Martin Fröst: Gute Ideen sind immer gut, wenn sie gut sind. Die Szene der klassischen Musik bewegt sich eher langsam, und man kann Veränderungen kaum puschen. Auch ich bin ein eher langsamer Mensch in solchen Fragen, aber ich mag es, meine Arbeitstagebücher durchzulesen und zu sehen, was aus meinen Ideen geworden ist. Man braucht Begleiter und Partner, die ein Projekt, wie «Retrotopia» mittragen, das ich mit dem Stockholm Philharmonic erarbeitet habe. Ein Orchester muss solche Ideen mit Überzeugung mitmachen wollen. Ich habe viel ausprobiert, dass die Orchestermusiker stampfen und singen zum Beispiel, und man muss zusammen herausfinden, was passt und was eher nicht geht. Dann spielt die Akustik eine Rolle, der Raum spielt eine Rolle, das Publikum. Ich weiss nicht, ob «Retrotopia» das Beste ist, was ich tun kann, aber ich möchte etwas tun, was mich, meine Mitspieler und das Publikum ansprechen und begeistern kann. Und dann Mozart spielen!

M&T: Das könnten Sie ja auch auf einer solchen Tournee, wie den Migros-Kulturprozent-Classics tun.

Martin Fröst: Das mache ich immer wieder, dass ich zumindest Teile daraus als Zugabe spiele. Aber die Tradition ist ja auch nicht einfach nur schlecht, sie gibt uns Rückhalt. Wir haben eine Vergangenheit. Wenn man Komponisten sieht, die keine Verbindung zur Tradition haben oder sie bewusst negieren, die keine Ahnung von einem Orchester oder der Form einer Sinfonie haben, dann bin ich immer ein wenig beunruhigt.

M&T: Sie verbinden in Ihren Konzert-Projekten, wie «Dollhouse» oder «Retrotopia» alte und neue Musik und Performance zu einer Art «Gesamtkunstwerk». Wie kommen diese Programme an?

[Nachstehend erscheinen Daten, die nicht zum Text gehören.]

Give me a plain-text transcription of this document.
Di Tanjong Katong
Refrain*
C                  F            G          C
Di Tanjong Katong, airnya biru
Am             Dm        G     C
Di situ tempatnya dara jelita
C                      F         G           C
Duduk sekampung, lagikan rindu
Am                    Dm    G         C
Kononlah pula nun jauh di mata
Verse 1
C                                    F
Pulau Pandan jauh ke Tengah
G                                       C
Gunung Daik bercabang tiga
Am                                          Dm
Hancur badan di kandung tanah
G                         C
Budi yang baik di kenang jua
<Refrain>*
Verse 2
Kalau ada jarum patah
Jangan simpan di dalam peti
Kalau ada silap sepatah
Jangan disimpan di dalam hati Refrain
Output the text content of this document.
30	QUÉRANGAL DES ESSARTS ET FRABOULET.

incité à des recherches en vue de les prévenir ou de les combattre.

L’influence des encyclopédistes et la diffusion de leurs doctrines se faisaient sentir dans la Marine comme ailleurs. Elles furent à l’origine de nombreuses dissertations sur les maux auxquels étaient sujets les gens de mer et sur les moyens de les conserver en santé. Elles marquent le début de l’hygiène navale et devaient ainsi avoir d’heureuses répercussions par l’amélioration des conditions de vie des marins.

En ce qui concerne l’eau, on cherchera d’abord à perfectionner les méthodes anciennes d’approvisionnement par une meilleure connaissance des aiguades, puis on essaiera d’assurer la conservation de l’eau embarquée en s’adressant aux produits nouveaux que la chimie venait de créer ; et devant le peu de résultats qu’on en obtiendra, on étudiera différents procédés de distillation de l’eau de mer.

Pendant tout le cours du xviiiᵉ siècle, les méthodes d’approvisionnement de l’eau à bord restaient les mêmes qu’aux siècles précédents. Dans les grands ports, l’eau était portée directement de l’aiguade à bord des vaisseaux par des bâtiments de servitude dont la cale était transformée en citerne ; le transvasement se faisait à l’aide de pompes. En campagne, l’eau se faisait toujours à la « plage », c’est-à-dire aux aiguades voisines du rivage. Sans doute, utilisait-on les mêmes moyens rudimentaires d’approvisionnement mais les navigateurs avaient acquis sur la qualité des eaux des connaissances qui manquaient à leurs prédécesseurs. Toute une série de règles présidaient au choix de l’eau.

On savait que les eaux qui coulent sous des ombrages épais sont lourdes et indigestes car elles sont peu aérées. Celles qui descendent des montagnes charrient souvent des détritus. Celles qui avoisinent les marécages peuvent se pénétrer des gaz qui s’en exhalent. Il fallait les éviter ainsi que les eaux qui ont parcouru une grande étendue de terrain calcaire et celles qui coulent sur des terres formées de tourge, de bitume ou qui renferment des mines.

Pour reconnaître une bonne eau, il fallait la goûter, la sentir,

Martin Fröst: «Dollhouse» habe ich zuerst nur in Schweden machen können. Niemand sonst wollte das Programm. Bei «Genesis» gab es dann die CD, und danach wollten es die Leute. «Retrotopia» haben sie schon gekauft, bevor sie es gehört haben. Es gibt Widerstände, die man überwinden muss, aber auch Resonanz. Man schafft auch Vertrauen. Viele Veranstalter sind sehr besorgt um ihr traditionsbewusstes Publikum und programmieren lieber ohne Risiko.

M&T: Was wird man von Ihnen in nächster Zeit auf CD hören?

Martin Fröst: Mit meiner Buchsbaum-Klarinette spiele ich Vivaldi mit Concerto Köln oder ein klassisches Projekt rund um Mozart mit dem Schwedischen Kammerorchester. Ich habe es immer so gehalten, dass ich das Standardrepertoire pflege, sowohl für mich, als auch für das Publikum. Ich habe das alles gespielt und vieles aufgenommen auf einem Level, auf dem ich mich hören lassen kann. Das war meine Visitenkarte. Wenn man sich einmal eine solche Plattform erarbeitet hat, wird man auch mutiger für ungewöhnliche Projekte. Mit 25 oder 30 war ich viel besorgter um meine Karriere als heute, wo ich weiss, dass auch ein Hillborg bestens beim Publikum ankommt.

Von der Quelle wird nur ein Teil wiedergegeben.